Hetty Howland Robinson Green
Astute businesswoman and investor. Reportedly the wealthiest woman in the world at the time of her death in 1916. Nicknamed ""The Witch of Wall Street"" because of her extreme frugality and its effects on her family.
Date of Birth11/21/1834
Date of Death07/03/1916
Primary ResidenceBellows Falls
Henrietta (Hetty) Howland Robinson Green was as astute businesswoman and investor who was reportedly the wealthiest woman in the world at the time of her death in 1916. Criticized for her extreme frugality and her treatment of family members, she was dubbed "The Witch of Wall Street."
Hetty Green was born in New Bedford, Massachusetts, in 1834 and had a Quaker upbringing. She was the daughter of Edward Robinson, who controlled the Isaac Howland Jr. Company, a wealthy whaling firm. Green grew up around business and learned about money, investments and the stock market at a young age. Her father died in 1865 and left her as the sole heiress of $1,000,000 in cash and $4,500,000 in real estate. Two weeks later, her aunt Sylvia died, whom Green had lived with as a teenager. Green received a portion of her aunt's estate, but she contested the will with a document confirming that she was sole inheritor. When the case was brought to court, Green was accused of forging signatures, but eventually the case was dropped.
Green married her financial advisor, Edward Green of Bellows Falls, Vermont, and initially the couple moved to London. Although Green denied it, they may have left the country to escape forgery charges stemming from the failed lawsuit. When they returned to the United States in 1875, the couple and their two children, Ned and Sylvia, lived with Edward Green's mother in Bellows Falls. Green invested in railroads, real estate, and goverment bonds while continuing to be extremely frugal with her money.
Stories about Green's frugality abounded, including that she paid her laundress less than others by ordering her to wash only the section of her dresses that trailed on the ground. While she dressed her children in patched, oversize clothing, her income was between five and ten thousand dollars a day. Her frugality may have had damaging effects on her son Ned's health. When he was fourteen, he dislocated his knee and Green sought free medical help. When she was asked to pay, she refused treatment for him. Five years later, he had another accident with the same knee and his leg had to be amputated. The doctor reported that had Ned received proper medical care with his first injury, the amputation would not have been necessary. When the media learned of this incident, she was dubbed "The Witch of Wall Street" for her cruelty.

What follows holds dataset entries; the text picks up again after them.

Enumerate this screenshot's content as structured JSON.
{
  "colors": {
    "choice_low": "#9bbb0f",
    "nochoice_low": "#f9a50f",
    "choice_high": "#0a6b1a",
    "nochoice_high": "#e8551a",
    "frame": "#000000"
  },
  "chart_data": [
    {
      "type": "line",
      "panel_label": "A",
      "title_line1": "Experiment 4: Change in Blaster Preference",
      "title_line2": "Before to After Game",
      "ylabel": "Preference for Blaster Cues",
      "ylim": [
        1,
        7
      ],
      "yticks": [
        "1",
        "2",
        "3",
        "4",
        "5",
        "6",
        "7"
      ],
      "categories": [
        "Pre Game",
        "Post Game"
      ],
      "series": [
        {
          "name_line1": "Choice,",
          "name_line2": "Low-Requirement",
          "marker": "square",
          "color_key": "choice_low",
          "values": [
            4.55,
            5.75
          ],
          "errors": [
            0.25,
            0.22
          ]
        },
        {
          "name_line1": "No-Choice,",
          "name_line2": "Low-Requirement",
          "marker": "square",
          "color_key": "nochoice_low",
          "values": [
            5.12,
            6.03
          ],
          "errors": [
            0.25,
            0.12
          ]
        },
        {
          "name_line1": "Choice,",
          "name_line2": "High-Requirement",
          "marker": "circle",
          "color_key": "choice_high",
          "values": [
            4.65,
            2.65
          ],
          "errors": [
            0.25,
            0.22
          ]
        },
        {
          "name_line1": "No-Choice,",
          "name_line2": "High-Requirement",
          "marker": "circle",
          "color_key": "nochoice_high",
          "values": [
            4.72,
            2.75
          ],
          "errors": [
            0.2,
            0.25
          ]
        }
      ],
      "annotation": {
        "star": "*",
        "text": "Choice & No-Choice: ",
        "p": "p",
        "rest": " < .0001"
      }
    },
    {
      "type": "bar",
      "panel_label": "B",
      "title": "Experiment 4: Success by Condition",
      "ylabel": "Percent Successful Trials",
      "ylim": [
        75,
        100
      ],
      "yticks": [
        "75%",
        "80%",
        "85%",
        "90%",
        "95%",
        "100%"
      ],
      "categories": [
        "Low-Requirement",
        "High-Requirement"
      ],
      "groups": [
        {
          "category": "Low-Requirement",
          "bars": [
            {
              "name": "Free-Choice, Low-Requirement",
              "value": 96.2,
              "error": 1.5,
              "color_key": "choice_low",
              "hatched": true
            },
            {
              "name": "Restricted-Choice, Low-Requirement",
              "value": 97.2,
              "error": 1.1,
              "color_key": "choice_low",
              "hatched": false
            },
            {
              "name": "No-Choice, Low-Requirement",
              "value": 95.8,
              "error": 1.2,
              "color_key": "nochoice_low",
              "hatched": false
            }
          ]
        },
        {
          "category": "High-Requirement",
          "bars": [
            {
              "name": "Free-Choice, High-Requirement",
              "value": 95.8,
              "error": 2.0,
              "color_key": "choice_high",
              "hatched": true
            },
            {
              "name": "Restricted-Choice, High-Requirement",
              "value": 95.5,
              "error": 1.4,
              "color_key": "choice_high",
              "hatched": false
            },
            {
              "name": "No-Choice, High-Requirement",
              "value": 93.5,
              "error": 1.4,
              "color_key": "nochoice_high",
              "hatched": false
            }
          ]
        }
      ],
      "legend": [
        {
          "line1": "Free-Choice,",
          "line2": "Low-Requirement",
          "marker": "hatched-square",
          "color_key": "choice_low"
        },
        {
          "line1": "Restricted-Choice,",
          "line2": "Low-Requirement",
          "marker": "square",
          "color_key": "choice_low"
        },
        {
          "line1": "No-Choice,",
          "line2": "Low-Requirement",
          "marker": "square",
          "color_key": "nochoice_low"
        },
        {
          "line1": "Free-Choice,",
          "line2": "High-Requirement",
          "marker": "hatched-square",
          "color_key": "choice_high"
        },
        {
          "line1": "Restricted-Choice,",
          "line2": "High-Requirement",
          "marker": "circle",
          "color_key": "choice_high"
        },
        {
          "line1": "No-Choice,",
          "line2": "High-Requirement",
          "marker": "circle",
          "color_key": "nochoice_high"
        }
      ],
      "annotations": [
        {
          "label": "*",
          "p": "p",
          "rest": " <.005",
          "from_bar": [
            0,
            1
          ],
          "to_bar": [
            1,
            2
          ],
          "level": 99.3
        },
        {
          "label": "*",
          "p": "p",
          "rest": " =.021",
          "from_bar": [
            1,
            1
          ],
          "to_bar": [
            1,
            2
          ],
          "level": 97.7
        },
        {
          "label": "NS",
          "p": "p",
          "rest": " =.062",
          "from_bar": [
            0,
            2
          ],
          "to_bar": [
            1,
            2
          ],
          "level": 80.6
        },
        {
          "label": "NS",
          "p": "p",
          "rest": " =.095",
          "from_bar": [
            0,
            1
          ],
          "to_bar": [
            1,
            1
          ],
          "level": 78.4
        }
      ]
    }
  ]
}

Edward Green was a wealthy man, but he had fallen into debt. Hetty Green wanted to transfer her $25,000,000 in securities from the John J. Cisco and Son Banking House to the Chemical National Bank, but her request was refused because of her husband's debts. She eventually paid the $422,143.22 he owed, but separated from him because she could not tolerate his poor business investments. Green continued to build her fortune through railroad stocks and mortgages. She purchased large quantities of real estate, including two square miles in the west side of Chicago, owned docks in San Francisco, and held mortgages on numerous buildings. By 1900, she had a yearly income of $7,000,000 and by 1908 she was worth $158,000,000. With age, Green grew increasingly paranoid that people would kill her for her money. She moved frequently and stayed in cheap boarding houses or hotels. However, when her husband grew ill, she nursed him until his death in 1902. Green died in 1916 and left her $150 million estate to her son and daughter. At that time, she was considered the wealthiest woman in the world.